Abstract

Young people involved in climate justice activism engage in a range of tactics across entangled ‘online’ and ‘offline’ spaces. This article explores the affordances and ambivalences of humour in digital modes of contention for young people (aged 12–30) involved in climate justice activism. Four of the authors are 19–22 years old and involved in climate justice activist organising, and one author is a university-based researcher in her early 40s. Through a collaborative, intergenerational analysis of stories of hybrid digital climate activisms, we ask: what is the role of humour in young people’s varied activist repertoires? Thinking with the conceptual resources of adrienne maree brown’s Pleasure Activism, we pose three analytic provocations: (i) humour can amplify generational tensions; (ii) humour is entwined with individual and collective identity-work; and (iii) sometimes humour is ‘just a thing’ (that can also help with burnout).

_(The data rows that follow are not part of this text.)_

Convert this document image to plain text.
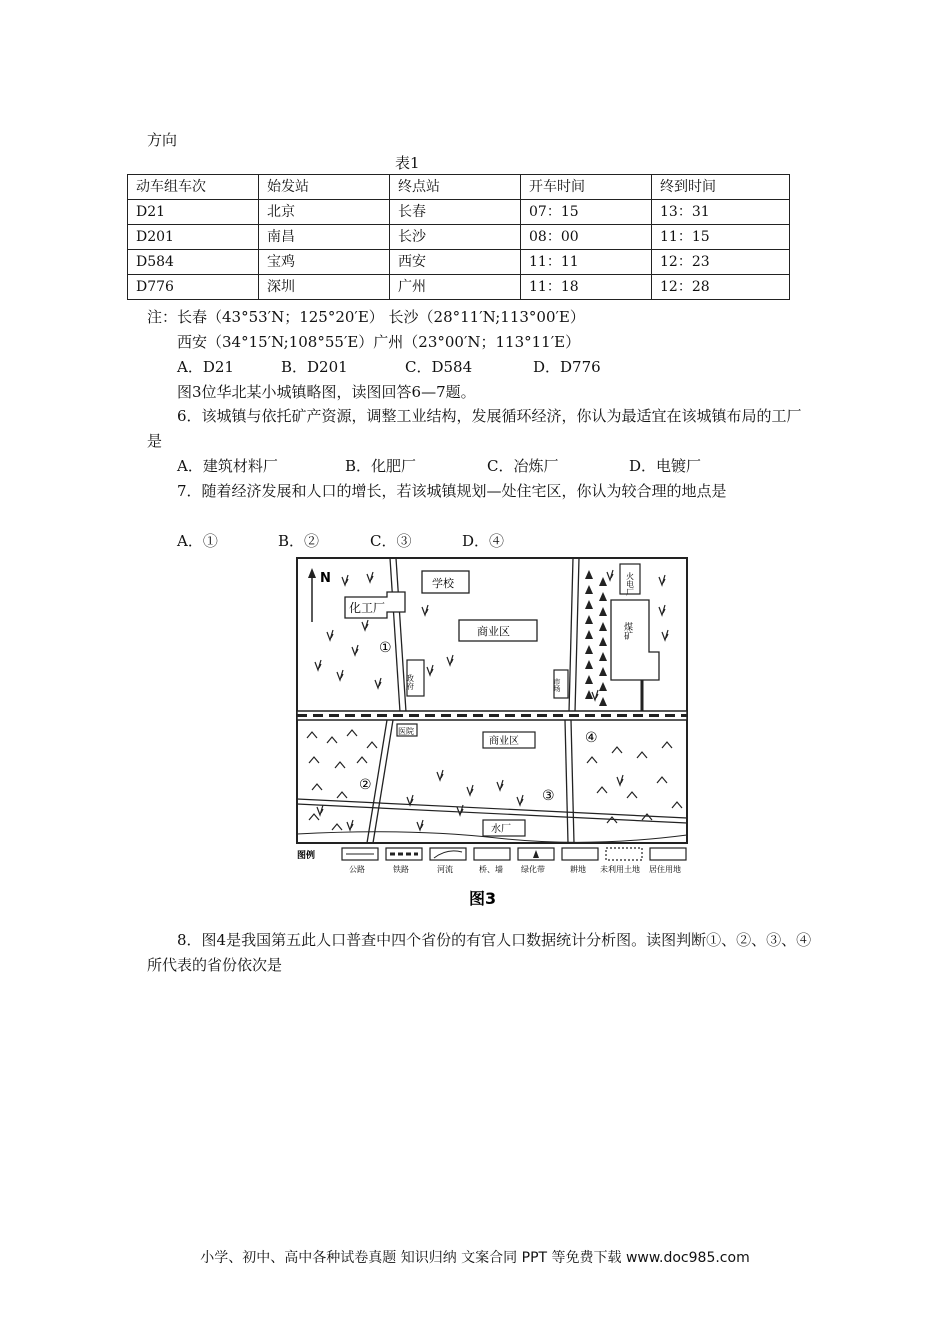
方向
表1
动车组车次	始发站	终点站	开车时间	终到时间
D21	北京	长春	07：15	13：31
D201	南昌	长沙	08：00	11：15
D584	宝鸡	西安	11：11	12：23
D776	深圳	广州	11：18	12：28
注：长春（43°53′N；125°20′E） 长沙（28°11′N;113°00′E）
西安（34°15′N;108°55′E）广州（23°00′N；113°11′E）
A．D21	B．D201	C．D584	D．D776
图3位华北某小城镇略图，读图回答6—7题。
6．该城镇与依托矿产资源，调整工业结构，发展循环经济，你认为最适宜在该城镇布局的工厂是
A．建筑材料厂	B．化肥厂	C．冶炼厂	D．电镀厂
7．随着经济发展和人口的增长，若该城镇规划—处住宅区，你认为较合理的地点是
A．①	B．②	C．③	D．④
N
化工厂
学校
商业区
政府	市场
火电厂
煤矿
医院
商业区
水厂
①
②
③
④
图例
公路	铁路	河流	桥、墙 绿化带	耕地 未利用土地 居住用地
图3
8．图4是我国第五此人口普查中四个省份的有官人口数据统计分析图。读图判断①、②、③、④所代表的省份依次是
小学、初中、高中各种试卷真题 知识归纳 文案合同 PPT 等免费下载 www.doc985.com
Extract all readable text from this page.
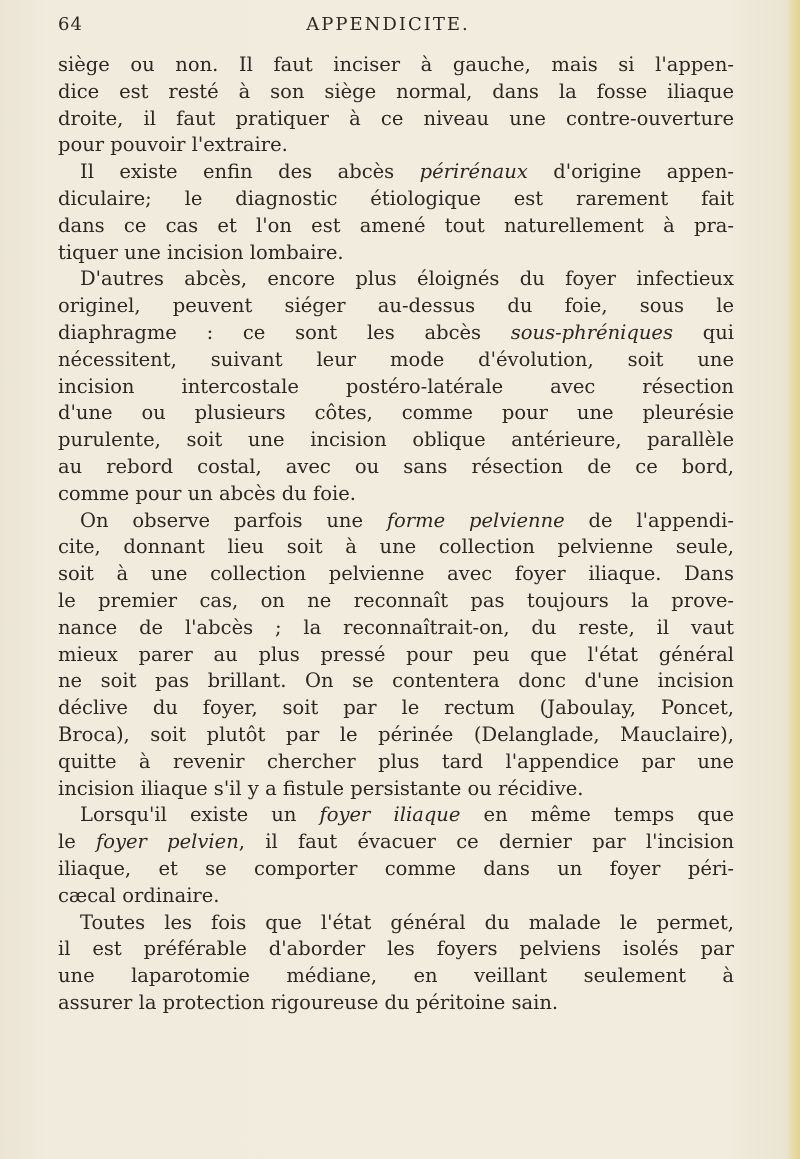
64	APPENDICITE.
siège ou non. Il faut inciser à gauche, mais si l'appen-
dice est resté à son siège normal, dans la fosse iliaque
droite, il faut pratiquer à ce niveau une contre-ouverture
pour pouvoir l'extraire.
Il existe enfin des abcès périrénaux d'origine appen-
diculaire; le diagnostic étiologique est rarement fait
dans ce cas et l'on est amené tout naturellement à pra-
tiquer une incision lombaire.
D'autres abcès, encore plus éloignés du foyer infectieux
originel, peuvent siéger au-dessus du foie, sous le
diaphragme : ce sont les abcès sous-phréniques qui
nécessitent, suivant leur mode d'évolution, soit une
incision intercostale postéro-latérale avec résection
d'une ou plusieurs côtes, comme pour une pleurésie
purulente, soit une incision oblique antérieure, parallèle
au rebord costal, avec ou sans résection de ce bord,
comme pour un abcès du foie.
On observe parfois une forme pelvienne de l'appendi-
cite, donnant lieu soit à une collection pelvienne seule,
soit à une collection pelvienne avec foyer iliaque. Dans
le premier cas, on ne reconnaît pas toujours la prove-
nance de l'abcès ; la reconnaîtrait-on, du reste, il vaut
mieux parer au plus pressé pour peu que l'état général
ne soit pas brillant. On se contentera donc d'une incision
déclive du foyer, soit par le rectum (Jaboulay, Poncet,
Broca), soit plutôt par le périnée (Delanglade, Mauclaire),
quitte à revenir chercher plus tard l'appendice par une
incision iliaque s'il y a fistule persistante ou récidive.
Lorsqu'il existe un foyer iliaque en même temps que
le foyer pelvien, il faut évacuer ce dernier par l'incision
iliaque, et se comporter comme dans un foyer péri-
cæcal ordinaire.
Toutes les fois que l'état général du malade le permet,
il est préférable d'aborder les foyers pelviens isolés par
une laparotomie médiane, en veillant seulement à
assurer la protection rigoureuse du péritoine sain.
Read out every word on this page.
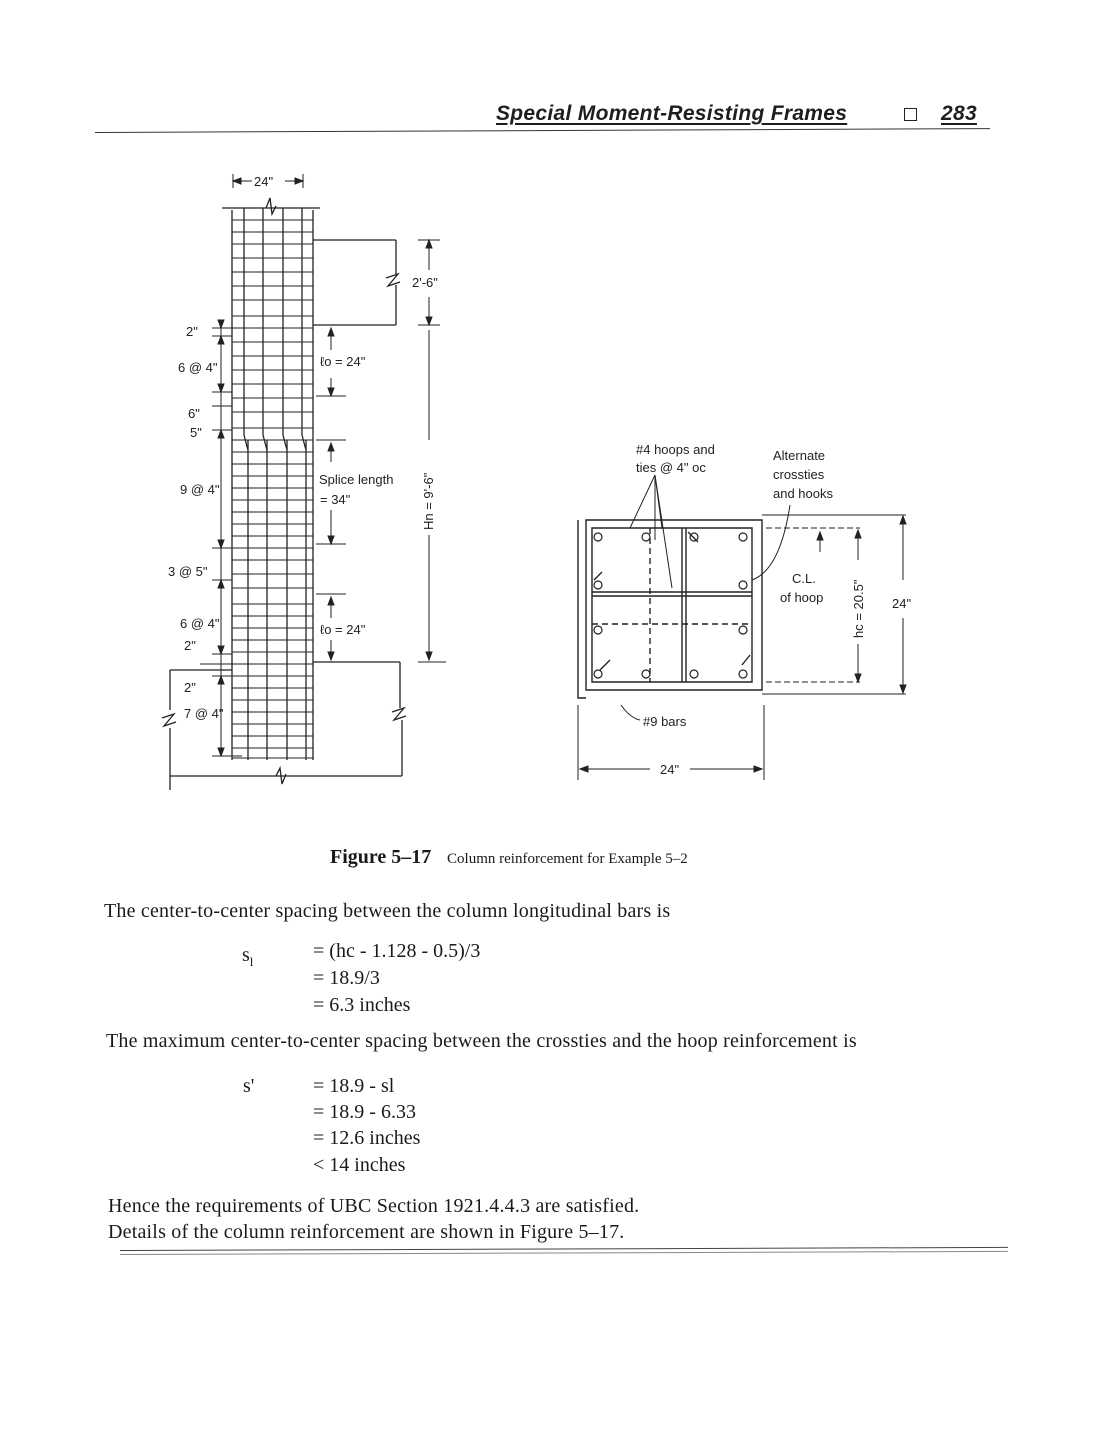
Special Moment-Resisting Frames	283
24"
2'-6"
ℓo = 24"
Splice length
= 34"
ℓo = 24"
Hn = 9'-6"
2"
6 @ 4"
6"
5"
9 @ 4"
3 @ 5"
6 @ 4"
2"
2"
7 @ 4"
#4 hoops and
ties @ 4" oc
Alternate
crossties
and hooks
C.L.
of hoop hc = 20.5" 24"
#9 bars
24"
Figure 5–17 Column reinforcement for Example 5–2
The center-to-center spacing between the column longitudinal bars is
$s_l$	= (hc - 1.128 - 0.5)/3
= 18.9/3
= 6.3 inches
The maximum center-to-center spacing between the crossties and the hoop reinforcement is
s'	= 18.9 - sl
= 18.9 - 6.33
= 12.6 inches
< 14 inches
Hence the requirements of UBC Section 1921.4.4.3 are satisfied.
Details of the column reinforcement are shown in Figure 5–17.
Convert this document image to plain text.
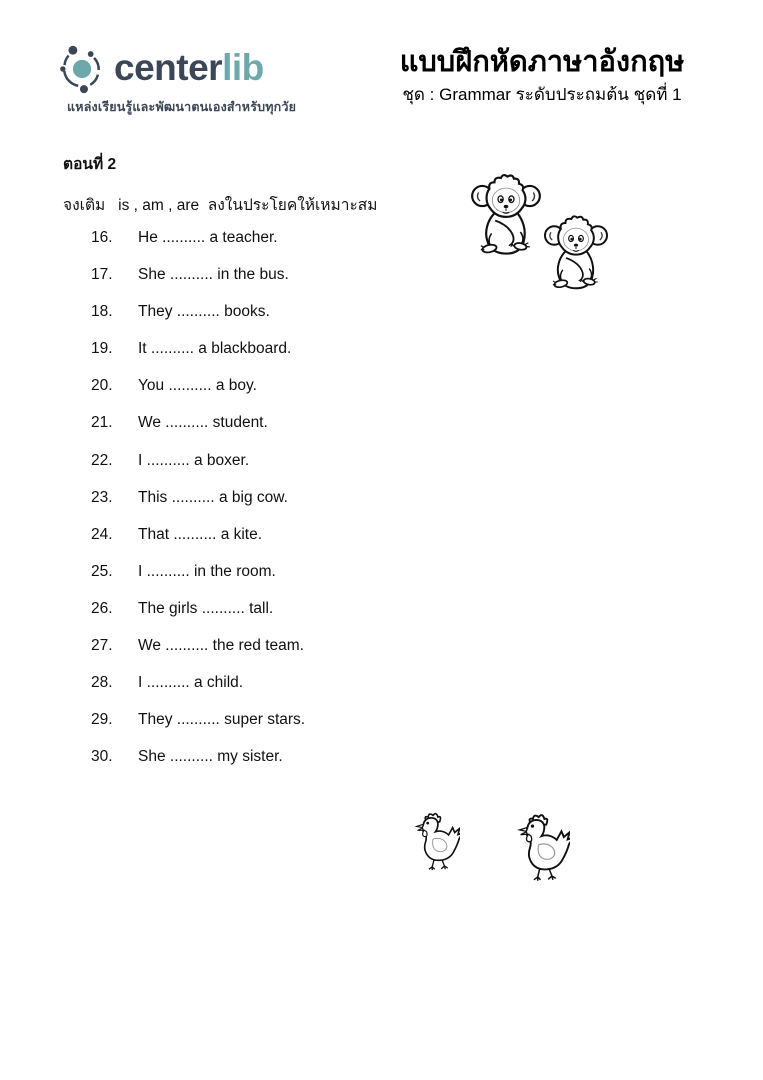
centerlib
แหล่งเรียนรู้และพัฒนาตนเองสำหรับทุกวัย
แบบฝึกหัดภาษาอังกฤษ
ชุด : Grammar ระดับประถมต้น ชุดที่ 1
ตอนที่ 2
จงเติม   is , am , are  ลงในประโยคให้เหมาะสม
16.	He .......... a teacher.
17.	She .......... in the bus.
18.	They .......... books.
19.	It .......... a blackboard.
20.	You .......... a boy.
21.	We .......... student.
22.	I .......... a boxer.
23.	This .......... a big cow.
24.	That .......... a kite.
25.	I .......... in the room.
26.	The girls .......... tall.
27.	We .......... the red team.
28.	I .......... a child.
29.	They .......... super stars.
30.	She .......... my sister.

We collaboratively analyse how young people use humour to dissent, through lampooning hierarchical power structures and profit-driven systems, drawing attention to intersectional injustices, and joyfully expressing affinity and solidarity. At the same time, humour may exclude, offend, and reinforce existing divisions and injustices. Humour is an underappreciated feature of organising towards a more just world, even as the pleasurable and just outcomes of humour are not guaranteed. We argue for further attention to young people’s multimodal repertoires across hybrid spaces, and the multiplicity of feelings that accompany climate justice activisms.